A pair of Cleveland entities are partnering to spread good cheer and nutritious food to underserved Central neighborhood
families this holiday season.
The Society of St. Vincent de Paul, Diocese of Cleveland (SVDP)
will distribute 1,000 frozen turkeys and five-pound bags of potatoes in the Boys & Girls Clubs of Cleveland
parking lot, 2561 East 59th St., on Wednesday, December 14.
The giveaway starts
at 8:30 a.m. and will continue while supplies last, says Natalie Schrimpf, marketing and development manager with the century-old human services organization. Providing the food is Fortney & Weygandt, Inc.
, a North Olmsted commercial construction firm now in its 10th year of supplying holiday nourishment to needy residents.

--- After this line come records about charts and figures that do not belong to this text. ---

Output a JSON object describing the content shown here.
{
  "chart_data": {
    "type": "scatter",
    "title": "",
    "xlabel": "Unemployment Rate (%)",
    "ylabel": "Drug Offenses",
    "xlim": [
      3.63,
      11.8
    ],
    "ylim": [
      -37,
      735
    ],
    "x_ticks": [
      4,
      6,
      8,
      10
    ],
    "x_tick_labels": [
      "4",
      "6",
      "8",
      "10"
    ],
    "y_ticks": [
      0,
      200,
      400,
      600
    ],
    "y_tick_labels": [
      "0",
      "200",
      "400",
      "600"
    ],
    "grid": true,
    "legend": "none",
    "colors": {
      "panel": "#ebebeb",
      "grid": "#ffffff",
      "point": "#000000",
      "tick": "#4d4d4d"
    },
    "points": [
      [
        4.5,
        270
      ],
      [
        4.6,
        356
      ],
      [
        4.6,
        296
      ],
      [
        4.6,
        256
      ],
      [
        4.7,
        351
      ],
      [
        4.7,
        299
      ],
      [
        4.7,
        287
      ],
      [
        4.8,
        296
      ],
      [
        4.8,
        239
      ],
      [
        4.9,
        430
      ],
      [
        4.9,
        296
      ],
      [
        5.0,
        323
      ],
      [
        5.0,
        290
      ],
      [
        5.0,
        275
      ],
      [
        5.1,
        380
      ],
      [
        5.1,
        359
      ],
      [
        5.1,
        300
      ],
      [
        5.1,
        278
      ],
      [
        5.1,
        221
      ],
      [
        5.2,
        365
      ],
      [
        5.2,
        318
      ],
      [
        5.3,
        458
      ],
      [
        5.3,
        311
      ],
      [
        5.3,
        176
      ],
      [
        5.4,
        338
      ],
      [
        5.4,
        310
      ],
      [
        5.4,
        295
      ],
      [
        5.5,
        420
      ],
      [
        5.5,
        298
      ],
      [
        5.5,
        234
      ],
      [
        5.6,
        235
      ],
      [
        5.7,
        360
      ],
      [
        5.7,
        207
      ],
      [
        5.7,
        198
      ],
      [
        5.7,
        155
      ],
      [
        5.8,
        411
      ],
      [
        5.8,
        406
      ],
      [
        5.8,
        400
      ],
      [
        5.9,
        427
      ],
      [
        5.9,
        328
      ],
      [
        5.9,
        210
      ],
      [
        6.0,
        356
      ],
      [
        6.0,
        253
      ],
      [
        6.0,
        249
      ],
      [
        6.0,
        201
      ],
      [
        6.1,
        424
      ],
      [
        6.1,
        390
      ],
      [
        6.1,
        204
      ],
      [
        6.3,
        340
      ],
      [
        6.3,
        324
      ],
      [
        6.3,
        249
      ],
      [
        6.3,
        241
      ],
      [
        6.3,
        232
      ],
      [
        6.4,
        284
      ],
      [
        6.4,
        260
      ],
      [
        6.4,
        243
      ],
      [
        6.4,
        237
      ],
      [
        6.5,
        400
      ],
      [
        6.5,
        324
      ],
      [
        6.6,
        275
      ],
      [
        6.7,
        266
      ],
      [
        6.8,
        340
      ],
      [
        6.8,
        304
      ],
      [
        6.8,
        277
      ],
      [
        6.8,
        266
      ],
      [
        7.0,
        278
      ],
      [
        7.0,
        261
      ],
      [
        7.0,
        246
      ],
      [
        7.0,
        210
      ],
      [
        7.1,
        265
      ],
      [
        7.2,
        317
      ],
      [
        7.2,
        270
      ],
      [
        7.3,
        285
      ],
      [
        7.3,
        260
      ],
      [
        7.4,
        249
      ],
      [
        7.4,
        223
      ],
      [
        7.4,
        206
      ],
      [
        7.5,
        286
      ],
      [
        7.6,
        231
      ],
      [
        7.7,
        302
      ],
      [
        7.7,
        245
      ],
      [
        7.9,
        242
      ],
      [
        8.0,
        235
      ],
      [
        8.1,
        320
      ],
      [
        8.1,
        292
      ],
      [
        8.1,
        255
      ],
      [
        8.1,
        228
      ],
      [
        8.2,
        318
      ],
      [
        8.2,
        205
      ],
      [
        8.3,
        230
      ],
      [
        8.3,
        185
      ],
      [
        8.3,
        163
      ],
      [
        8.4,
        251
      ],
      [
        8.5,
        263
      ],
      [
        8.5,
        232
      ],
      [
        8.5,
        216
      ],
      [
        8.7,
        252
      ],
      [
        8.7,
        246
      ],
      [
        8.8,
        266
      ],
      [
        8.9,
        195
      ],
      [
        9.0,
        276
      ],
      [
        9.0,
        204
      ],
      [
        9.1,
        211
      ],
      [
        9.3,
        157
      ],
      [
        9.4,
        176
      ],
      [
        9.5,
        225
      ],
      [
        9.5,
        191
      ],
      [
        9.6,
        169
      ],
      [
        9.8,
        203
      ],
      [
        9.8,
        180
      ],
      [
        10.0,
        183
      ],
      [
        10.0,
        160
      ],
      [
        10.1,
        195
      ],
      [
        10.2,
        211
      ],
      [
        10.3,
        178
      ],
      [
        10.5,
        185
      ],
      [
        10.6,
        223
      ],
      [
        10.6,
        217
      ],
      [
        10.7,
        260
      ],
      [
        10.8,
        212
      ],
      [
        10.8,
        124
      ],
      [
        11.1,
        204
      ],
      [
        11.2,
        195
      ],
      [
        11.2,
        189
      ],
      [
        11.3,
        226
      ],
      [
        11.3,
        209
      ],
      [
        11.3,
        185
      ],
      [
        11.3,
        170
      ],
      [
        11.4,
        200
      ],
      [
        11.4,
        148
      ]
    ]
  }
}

Volunteers from the construction company and SVDP Woodland Food Center
will hand out goods to people from Central and surrounding communities. No advanced registration is required, but attendees must present a driver's license or other form of identification, notes Schrimpf.
According to Greater Cleveland Food Bank
statistics, Central is home to 10,717 impoverished, making SVDP's food donation critical in residents' ability to serve a Christmas meal.
"For people who are food insecure, everything from having money to pay rent or buy clothes for their children can be a crisis," says Schrimpf. "Aid for hunger relief is magnified for low-income families, especially around the holidays."
Schrimpf, who has attended the last two giveaways, says the event is far from dour or downbeat. Coffee and cocoa are available for folks waiting in the cold, while volunteers greet attendees with smiles and warm words.
"We make it a happy occasion," Schrimpf says.
The Christmas food drive is one facet of SVDP's service to an economically-disadvantaged population. Last year, the organization provided $7 million in aid to more than 240,000 low-income individuals in the form of food, clothing, school supplies and assistance with utilities and rent.
Similar to its work throughout the year, SVDP's holiday-themed helping hand wouldn't happen without the generosity of area donors, volunteers and organizational partners, Schrimpf says. Face-to-face assistance for those suffering from generational poverty, regardless of race, ethnicity or religious background, must be a year-round endeavor.
"We value our partners," says Schrimpf. "We wouldn't be able to help people in our community without them."